Madden NFL 2005 Review


Lack of advertising, and especially lack of competition, makes the GBA version of Madden NFL a very quiet footnote in the NFL football game wars. With all of the video football game hype each year is focused on the home console systems it wouldn’t be surprising if EA Sports simply rehashed the same game each year, simply updating the rosters and changing the year in the title. However, that is not the case at all with Madden NFL 2005. A number of updates to the game this year make the title the best NFL football game available for the GBA – yes, it is the only title available for the GBA, but it would still compete for the title even if it had a little competition.
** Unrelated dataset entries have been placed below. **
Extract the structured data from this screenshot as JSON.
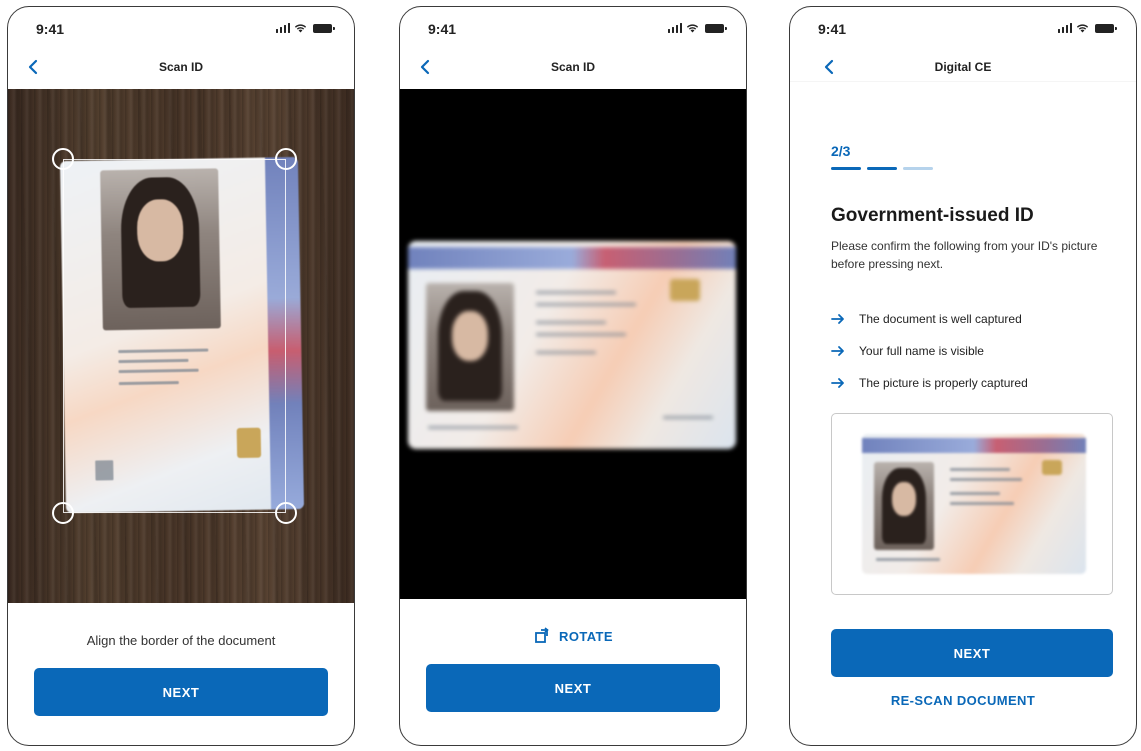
{
  "status": {
    "time": "9:41"
  },
  "screen1": {
    "nav_title": "Scan ID",
    "instruction": "Align the border of the document",
    "next_label": "NEXT"
  },
  "screen2": {
    "nav_title": "Scan ID",
    "rotate_label": "ROTATE",
    "next_label": "NEXT"
  },
  "screen3": {
    "nav_title": "Digital CE",
    "step_counter": "2/3",
    "title": "Government-issued ID",
    "subtitle": "Please confirm the following from your ID's picture before pressing next.",
    "checklist": [
      "The document is well captured",
      "Your full name is visible",
      "The picture is properly captured"
    ],
    "next_label": "NEXT",
    "rescan_label": "RE-SCAN DOCUMENT"
  },
  "colors": {
    "accent": "#0a68b8",
    "progress_inactive": "#b6d3ec"
  }
}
If you’re thinking about picking up Madden NFL 2005 because you’re looking for a portable football game then you’ll find that the game will fit the bill nicely. If you are a series veteran who’s been holding off on upgrading for a couple of years, then now’s a good time to update to the latest game in the series.

The first change the game has undergone is very apparent – the graphics have been completely overhauled. The camera has been moved back to give you a wider view of the field and the players now appear thinner and more realistic. You can even pull the camera back further before a play to get a look at your opponent’s set and call any audibles as needed. The playbook interface has been updated to reflect that used for the home console versions of the game, making playcalling easier and more intuitive as it is now easier to tell where everyone will be going once the ball is snapped.
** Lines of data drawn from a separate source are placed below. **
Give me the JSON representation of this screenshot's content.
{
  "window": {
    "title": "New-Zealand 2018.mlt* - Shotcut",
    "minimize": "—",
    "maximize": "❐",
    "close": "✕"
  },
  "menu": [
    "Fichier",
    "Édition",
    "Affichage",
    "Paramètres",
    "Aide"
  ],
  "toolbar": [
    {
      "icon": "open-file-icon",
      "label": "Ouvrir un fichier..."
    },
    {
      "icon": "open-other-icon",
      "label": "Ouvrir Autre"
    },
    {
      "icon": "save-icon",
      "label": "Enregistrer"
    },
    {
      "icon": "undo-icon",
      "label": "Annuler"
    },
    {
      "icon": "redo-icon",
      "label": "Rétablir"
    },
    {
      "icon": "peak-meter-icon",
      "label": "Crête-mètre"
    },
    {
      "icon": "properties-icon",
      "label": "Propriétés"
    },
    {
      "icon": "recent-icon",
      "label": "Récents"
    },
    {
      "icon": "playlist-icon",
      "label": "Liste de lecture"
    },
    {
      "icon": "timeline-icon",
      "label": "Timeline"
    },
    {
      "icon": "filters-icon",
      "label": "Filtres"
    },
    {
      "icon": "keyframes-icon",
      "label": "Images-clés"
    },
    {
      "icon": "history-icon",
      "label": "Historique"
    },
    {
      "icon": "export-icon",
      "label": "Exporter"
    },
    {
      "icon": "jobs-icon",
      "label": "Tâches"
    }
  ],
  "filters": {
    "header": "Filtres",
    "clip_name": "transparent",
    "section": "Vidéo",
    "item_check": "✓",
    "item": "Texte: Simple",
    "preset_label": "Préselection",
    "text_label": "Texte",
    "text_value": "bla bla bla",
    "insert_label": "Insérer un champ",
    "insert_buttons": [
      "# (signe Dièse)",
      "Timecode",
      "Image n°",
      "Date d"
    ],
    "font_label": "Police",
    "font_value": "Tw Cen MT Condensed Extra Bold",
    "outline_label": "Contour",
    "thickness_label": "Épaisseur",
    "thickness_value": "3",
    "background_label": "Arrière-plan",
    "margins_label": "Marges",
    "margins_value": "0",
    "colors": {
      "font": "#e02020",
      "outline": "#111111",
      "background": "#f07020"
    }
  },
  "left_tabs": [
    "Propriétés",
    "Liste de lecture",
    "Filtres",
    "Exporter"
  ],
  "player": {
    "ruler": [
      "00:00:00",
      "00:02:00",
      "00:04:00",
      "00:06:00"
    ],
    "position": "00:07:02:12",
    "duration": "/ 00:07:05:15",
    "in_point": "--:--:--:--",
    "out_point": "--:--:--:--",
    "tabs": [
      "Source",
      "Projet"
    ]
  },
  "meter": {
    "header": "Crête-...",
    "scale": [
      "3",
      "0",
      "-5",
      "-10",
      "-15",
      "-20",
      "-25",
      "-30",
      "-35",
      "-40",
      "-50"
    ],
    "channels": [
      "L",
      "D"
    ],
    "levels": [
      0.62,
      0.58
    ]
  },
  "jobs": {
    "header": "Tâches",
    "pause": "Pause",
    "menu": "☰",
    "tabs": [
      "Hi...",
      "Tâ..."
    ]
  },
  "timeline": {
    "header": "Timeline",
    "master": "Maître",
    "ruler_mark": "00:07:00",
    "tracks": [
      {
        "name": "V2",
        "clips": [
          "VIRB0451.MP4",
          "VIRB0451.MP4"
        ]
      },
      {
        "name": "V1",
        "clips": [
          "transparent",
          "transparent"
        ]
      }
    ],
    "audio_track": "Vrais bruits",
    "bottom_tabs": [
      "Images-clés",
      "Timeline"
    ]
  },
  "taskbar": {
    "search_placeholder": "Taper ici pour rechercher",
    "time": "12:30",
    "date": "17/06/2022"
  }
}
There are plenty of other changes in the game, some of them quite subtle. The AI has gotten an overhaul and now makes for a much tougher opponent. EA Sports has been hyping their changes to the defensive AI in the Madden games this year and this overhaul includes the GBA version as well. The defense plays smarter and reacts quicker, so much so that it can be difficult putting together a consistent rushing attack in the game. If this proves frustrating to you (or you need even greater challenge), then you’ll be happy to learn that Madden NFL 2005 lets you customize the game’s AI through adjustable skill setting sliders. There are 18 specific categories in which you can adjust the AI’s behavior on offense and defense so you’ll be able to tweak the game’s difficulty to your liking.
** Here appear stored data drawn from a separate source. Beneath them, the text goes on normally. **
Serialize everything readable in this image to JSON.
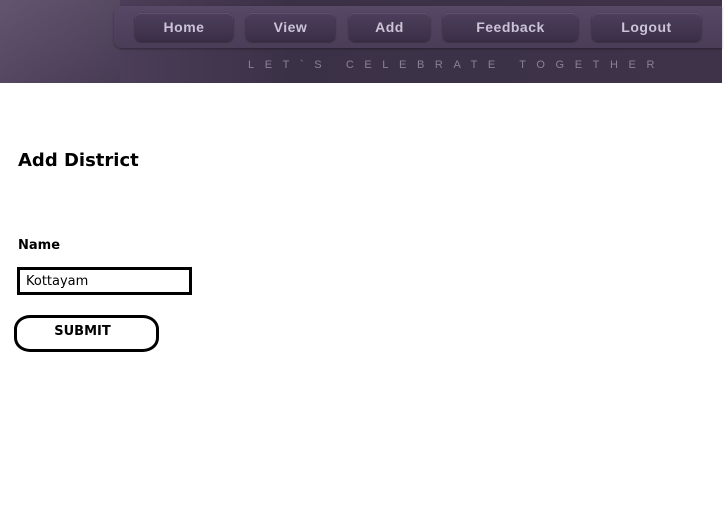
{
  "header": {
    "nav": {
      "home": "Home",
      "view": "View",
      "add": "Add",
      "feedback": "Feedback",
      "logout": "Logout"
    },
    "tagline": "LET`S CELEBRATE TOGETHER"
  },
  "main": {
    "title": "Add District",
    "form": {
      "name_label": "Name",
      "name_value": "Kottayam",
      "submit_label": "SUBMIT"
    }
  }
}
Madden NFL 2005 can be played in quick play mode which is a one game match-up, as well as situation, practice, drill, and modes. These latter modes are good for practicing plays or recreating various in-game scenarios by selecting the teams, score, time remaining, etc. The game also comes with a season mode that lets you control a team throughout an entire season, playing through the entire NFL schedule and managing the roster through trades and free agency. The game will track statistics and records, but unfortunately the statistics are team-based so you can’t check on the performance of an individual player. The game also has a Madden Challenge feature that awards you with points for making good plays. These points can be saved and then redeemed to buy “Madden Cards”. These “cards” are essentially bonus boosters that let you improve the stats of a player for a short duration.

The gameplay allows you to swap freely between defenders, taking control of a player at any time during a play. Sprint, jump, and dive buttons allow you to try to stop the runner or defend against a pass. On offense you control the quarterback, and then take over for the running back or receiver after the handoff or pass. When passing, each receiver is mapped to one of the GBA’s buttons and you throw to a receiver by pressing his corresponding button. When carrying the ball you can make a player sprint, dive, or put on a spin or juke move. The number of controllable actions on both sides of the ball may be less than you have in console versions of the game, but the GBA version gives you enough to perform all of the basic football actions.

Overall, Madden NFL 2005 pales in comparison to its console cousins, but it does a good job of providing NFL fans with football action on the go. If you want to play some football on the road, you won’t be disappointed if you pick up the game.

In The End, This Game Hath Been Rated: 84%.  It would probably be the best NFL football game on the GBA even if it were not the only NFL football game on the GBA.